Rapidinhas ( ͡° ͜ʖ ͡°) do dia: Rossi continua na MotoGP; contratação de membro da FIA e dedo da Ferrai na Indy 500; DTM nortuna; e mais de WEC, NASCAR, F3, F4, GP3 e Super Formula


Dane-se a idade! Ele não quer saber de parar! Valentino Rossi continuará na MotoGP, e com a Yamaha, por pelo menos mais duas temporadas. Ou seja, até os 41 anos.

Falando em italianos, para a raiva das outras equipes (porque esse pessoal é disputado, por guardar segredos), a Ferrari anunciou a contratação de Laurent Mekies, membro do departamento de segurança da FIA na Fórmula 1. Mas ele continua na entidade até junho, quando termina o seu contrato atual, e chega à Maranello em setembro.


Ainda sobre o Cavallino Rampante, seguindo o exemplo da McLaren com a Andretti no ano passado, a Scuderia Corsa, representante da Ferrari em algumas outras categorias, firmou uma parceria com a Rahael Letterman Lanigan, da IndyCar, para disputarem as 500 Milhas de Indianápolis. O piloto escolhido pelas partes, é Oriol Servià.

Mudando de certame novamente, no DTM, a etapa de Misano este ano será... nortuna!
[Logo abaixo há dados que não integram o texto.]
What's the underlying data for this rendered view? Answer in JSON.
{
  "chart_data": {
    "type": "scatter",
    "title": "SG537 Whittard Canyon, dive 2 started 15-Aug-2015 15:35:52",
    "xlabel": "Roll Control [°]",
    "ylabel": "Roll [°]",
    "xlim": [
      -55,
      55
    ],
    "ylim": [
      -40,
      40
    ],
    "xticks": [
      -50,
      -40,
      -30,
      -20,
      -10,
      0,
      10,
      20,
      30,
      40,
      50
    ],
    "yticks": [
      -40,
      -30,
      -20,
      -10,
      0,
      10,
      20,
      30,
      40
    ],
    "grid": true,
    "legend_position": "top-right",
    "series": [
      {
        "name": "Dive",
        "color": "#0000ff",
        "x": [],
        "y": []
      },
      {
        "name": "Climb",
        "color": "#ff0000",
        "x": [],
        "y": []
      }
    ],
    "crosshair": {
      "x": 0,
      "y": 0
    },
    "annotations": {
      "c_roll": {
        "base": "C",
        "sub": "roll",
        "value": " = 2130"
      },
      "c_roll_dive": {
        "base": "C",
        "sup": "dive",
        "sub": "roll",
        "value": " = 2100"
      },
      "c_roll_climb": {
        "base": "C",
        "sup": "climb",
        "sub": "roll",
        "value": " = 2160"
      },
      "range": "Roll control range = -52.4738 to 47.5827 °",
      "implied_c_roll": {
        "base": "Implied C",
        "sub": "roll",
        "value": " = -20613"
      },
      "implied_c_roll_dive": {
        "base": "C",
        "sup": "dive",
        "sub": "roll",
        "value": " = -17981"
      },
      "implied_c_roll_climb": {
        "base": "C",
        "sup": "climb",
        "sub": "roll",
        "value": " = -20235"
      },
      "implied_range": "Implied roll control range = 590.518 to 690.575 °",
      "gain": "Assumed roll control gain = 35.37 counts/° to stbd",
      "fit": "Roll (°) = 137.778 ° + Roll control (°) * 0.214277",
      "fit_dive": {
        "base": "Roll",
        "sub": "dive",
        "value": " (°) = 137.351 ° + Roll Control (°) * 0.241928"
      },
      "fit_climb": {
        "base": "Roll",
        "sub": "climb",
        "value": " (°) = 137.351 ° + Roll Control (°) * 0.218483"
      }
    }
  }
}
A justificativa? Fugir do calor do verão europeu, e não concorrer com o GP da Bélgica de Fórmula 1.

No WEC, Nyck de Vries, pupilo da McLaren que disputa a Fórmula 2 (e agora será pela Prema, já que a Ferrari mudou de time), também irá correr na LMP2 pela Team Nederland.


A Porsche entrará na Formula E a partir da próxima temporada, isto é, 2018-2019, e é para o início do ano que vem que a marca planeja seus testes com a nova geração de carros da categoria.

A partir do ano que vem, também, na NASCAR, após 18 temporadas de parceria, o heptacampeão Jimmie Johnson não terá o patrocínio da Lowe's.

Agora, vamos falar um pouco de categorias de base...


A GP3 Series voltou aos testes, agora em Jerez de la Frontera, e Pedro Piquet, com a Trident, hoje foi o 2º mais rápido.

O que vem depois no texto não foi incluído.